Song by Alfred De Manby
- Released: 1916
- Recorded: May 31, 1916
- Length: 2:14
- Label: Columbia
- Composer(s): Francis Dorel
- Lyricist(s): Edward Teschemacher

= Calling Me Home to You =

"Calling Me Home To You" is an American song written by Edward Teschemacher and composed by Francis Dorel. The song was first recorded on May 31, 1916, by Alfred De Manby, a baritone vocalist, for Columbia Records.

== Recording and commercial success ==

The score was mentioned in the "New Music —Vocal and Instrumental" section of Musical America in November 1916 as a new ballad by Boosey & Co.
In 1917, the sheet music for Dorel's Calling Me Home to You was described by Billboard as being "still one of the most appealing ballads".

Calling Me Home to You was recorded along with "My Irish Song of Songs", "Little Mother of Mine", and "God be with our boys tonight" by John McCormick for Victor "Red Seal" records on April 30, 1918. The former three songs required two takes each, with the latter requiring only one.

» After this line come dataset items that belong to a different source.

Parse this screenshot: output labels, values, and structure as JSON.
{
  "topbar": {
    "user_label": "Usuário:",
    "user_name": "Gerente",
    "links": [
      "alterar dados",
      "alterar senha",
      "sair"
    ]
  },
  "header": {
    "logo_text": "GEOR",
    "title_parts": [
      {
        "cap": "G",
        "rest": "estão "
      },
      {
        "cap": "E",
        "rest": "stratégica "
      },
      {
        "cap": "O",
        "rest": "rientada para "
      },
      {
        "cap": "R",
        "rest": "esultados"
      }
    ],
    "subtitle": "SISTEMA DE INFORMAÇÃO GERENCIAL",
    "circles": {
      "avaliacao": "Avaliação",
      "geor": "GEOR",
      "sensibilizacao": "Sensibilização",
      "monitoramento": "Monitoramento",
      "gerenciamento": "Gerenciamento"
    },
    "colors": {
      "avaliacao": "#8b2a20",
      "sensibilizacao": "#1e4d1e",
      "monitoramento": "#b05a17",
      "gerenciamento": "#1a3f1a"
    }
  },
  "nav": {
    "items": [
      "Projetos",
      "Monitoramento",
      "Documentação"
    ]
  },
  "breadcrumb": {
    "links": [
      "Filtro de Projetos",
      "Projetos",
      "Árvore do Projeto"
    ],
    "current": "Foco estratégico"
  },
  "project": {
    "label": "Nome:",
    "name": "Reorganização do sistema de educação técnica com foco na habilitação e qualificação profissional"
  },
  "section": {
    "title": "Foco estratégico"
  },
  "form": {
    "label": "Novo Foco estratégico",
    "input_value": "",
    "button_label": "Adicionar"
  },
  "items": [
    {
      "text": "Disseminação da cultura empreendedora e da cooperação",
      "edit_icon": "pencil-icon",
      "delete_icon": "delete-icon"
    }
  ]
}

Both Little Mother of Mine and God Be with our Boys Tonight by McCormack charted #3 on US charts in 1918, with McCormack's renditions of Calling Me Home to You and My Irish Song of Songs both failing to chart. Calling You Home to Me was McCormack's third recording of a composition by Francis Dorel, the first two recordings being When My Ships Come Sailing Home in 1915 and Love Bells in 1916. Neither When My Ships Come Sailing Home nor Love Bells succeeded on American Charts in their respective years.

A prior recording of Calling Me Home to You sung by Oscar Seagle in March charted #4 on US charts that same year. The flip side of Seagle's rendition included a recording of There's a Long, Long Trail which Seagle recorded with the Columbia Stellar Quartette.

Another performer who is known for having this song in their repertoire is Topliss Green.